The study findings provide input to national and international bodies that set ART treatment guidelines especially with respect to resource-limited settings. Our findings show that health facilities evolved criteria for reducing the frequency of visits to the ART clinic based on clinical assessment of individual patients. This was reported to have helped in decongesting ART Clinics, optimized clinician time, and perceived to have reduced the overall costs of ART delivery by providers. Scaling-up these provider modifications could go a long way in reducing outpatient burdens in ART clinics in resource-limited settings. Specifically, devising a framework for reducing the frequency of visits to the ART clinic based on the clinical needs of individual patients is worthy of consideration in revising protocols and related policies for resource-limited settings. Our study adds to a recent call by Duncombe et al. [10] for differentiated care models.

Increased international investments in further ART scale-up in sub-Saharan Africa are, undoubtedly, a top priority in global public health. Indeed, many previous studies have focused on this dimension of financial sustainability [3, 57]. Our findings suggest, however, that modifications and adaptations to traditional ART delivery mechanisms could potentially ease the mounting fiscal and resource pressures for meeting the enormous buildup in demand for ART. This is especially topical following World Health Organization’s 2015 treatment guidelines which recommend that all diagnosed as HIV positive be enrolled on sustained ART regardless of disease stage.


We wish to acknowledge the following limitations to our study. Our principal data sources depended on self-report information such as the self-administered questionnaire and semi-structured interviews. We endeavored to mitigate this limitation by triangulation of data sources through on-site verification visits and document review. Given the retrospective nature of the study and that we examined the modifications to ART programs since 2004, recall bias was a possible limitation. We however relied on multiple informants per health facility to compare respondent data on timelines. In the second qualitative phase, we aimed for description of the modifications made to ART delivery mechanisms by health facilities. Hence, we did not aim for statistical generalization in our sample size and selection but sought an in-depth explanation of the findings from the survey in the first, quantitative study phase.

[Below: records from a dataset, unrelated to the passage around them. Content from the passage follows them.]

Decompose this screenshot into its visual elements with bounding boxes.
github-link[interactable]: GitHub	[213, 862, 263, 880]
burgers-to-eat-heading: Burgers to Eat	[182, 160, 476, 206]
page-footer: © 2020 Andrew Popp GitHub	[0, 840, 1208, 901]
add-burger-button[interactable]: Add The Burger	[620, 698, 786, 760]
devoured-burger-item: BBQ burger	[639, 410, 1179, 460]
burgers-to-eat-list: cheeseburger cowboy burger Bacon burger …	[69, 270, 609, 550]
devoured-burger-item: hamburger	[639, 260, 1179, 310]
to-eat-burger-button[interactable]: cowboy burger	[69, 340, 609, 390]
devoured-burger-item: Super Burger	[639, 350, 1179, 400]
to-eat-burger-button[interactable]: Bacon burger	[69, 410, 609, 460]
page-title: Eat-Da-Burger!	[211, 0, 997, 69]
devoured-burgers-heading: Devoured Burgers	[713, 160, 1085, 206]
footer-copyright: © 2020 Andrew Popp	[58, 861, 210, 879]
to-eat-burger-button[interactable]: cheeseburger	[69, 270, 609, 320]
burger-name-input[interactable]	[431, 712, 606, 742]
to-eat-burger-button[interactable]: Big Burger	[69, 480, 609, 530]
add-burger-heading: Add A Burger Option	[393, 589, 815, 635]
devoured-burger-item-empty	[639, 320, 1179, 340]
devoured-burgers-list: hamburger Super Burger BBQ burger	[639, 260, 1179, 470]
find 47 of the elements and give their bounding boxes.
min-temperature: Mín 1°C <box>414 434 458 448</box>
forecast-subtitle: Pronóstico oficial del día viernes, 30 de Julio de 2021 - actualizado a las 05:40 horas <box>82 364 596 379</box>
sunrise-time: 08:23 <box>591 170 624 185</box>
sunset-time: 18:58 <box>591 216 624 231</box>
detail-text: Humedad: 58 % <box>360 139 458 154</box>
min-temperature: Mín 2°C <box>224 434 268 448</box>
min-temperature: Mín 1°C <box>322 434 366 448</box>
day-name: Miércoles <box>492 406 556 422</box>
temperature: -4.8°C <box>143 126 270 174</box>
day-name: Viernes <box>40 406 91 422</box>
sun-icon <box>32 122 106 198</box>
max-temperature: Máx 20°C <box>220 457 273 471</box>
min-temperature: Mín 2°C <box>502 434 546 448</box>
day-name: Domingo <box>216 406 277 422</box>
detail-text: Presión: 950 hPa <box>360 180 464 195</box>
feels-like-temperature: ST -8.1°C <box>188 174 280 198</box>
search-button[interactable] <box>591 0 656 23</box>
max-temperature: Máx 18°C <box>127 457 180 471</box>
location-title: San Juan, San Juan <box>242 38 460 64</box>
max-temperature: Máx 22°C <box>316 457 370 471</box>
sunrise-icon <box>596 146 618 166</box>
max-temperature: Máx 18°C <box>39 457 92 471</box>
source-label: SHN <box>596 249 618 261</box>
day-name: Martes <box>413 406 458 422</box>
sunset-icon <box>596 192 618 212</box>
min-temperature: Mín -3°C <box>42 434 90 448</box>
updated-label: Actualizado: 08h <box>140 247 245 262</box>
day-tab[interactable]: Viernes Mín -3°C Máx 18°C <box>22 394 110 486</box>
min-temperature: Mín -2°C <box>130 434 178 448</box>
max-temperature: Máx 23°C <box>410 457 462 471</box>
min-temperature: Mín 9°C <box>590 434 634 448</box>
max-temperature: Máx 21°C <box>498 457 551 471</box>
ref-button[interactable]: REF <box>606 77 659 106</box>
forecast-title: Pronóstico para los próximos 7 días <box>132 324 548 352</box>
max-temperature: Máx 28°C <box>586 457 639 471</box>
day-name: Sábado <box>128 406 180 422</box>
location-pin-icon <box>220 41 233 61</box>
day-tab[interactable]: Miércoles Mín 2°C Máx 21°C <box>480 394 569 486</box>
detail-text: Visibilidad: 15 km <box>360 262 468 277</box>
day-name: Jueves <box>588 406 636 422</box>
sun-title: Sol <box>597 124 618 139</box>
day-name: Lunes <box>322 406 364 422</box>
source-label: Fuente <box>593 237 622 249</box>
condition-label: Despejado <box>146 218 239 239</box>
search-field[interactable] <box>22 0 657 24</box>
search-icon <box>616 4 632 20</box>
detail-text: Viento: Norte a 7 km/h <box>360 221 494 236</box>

The adoption of a mixed methods approach was one of the strengths of this study. We sought a nationally representative sample of health facilities in Uganda which were accredited to provide ART between 2004 and 2009 to assess the extent to which modifications to ART were common. In the qualitative phase of the study, we explore the nature of modifications made to ART and the broader contexts underpinning the modifications. This study adds to the literature examining modifications and adaptations in ART service delivery models in resource-limited settings. We use a classification framework to systematically document these modifications and contribute to our understanding of their relationship with the long-term sustainability of ART interventions in health facilities in Uganda.


Over the study period, health facilities made several modifications to ART interventions to improve fit with resource-constrained settings thereby promoting long-term sustainability. Further research evaluating the effect of the identified modifications on patient outcomes is recommended. The findings have implications for the sustainability of ART scale-up programs in Uganda and other resource-limited settings.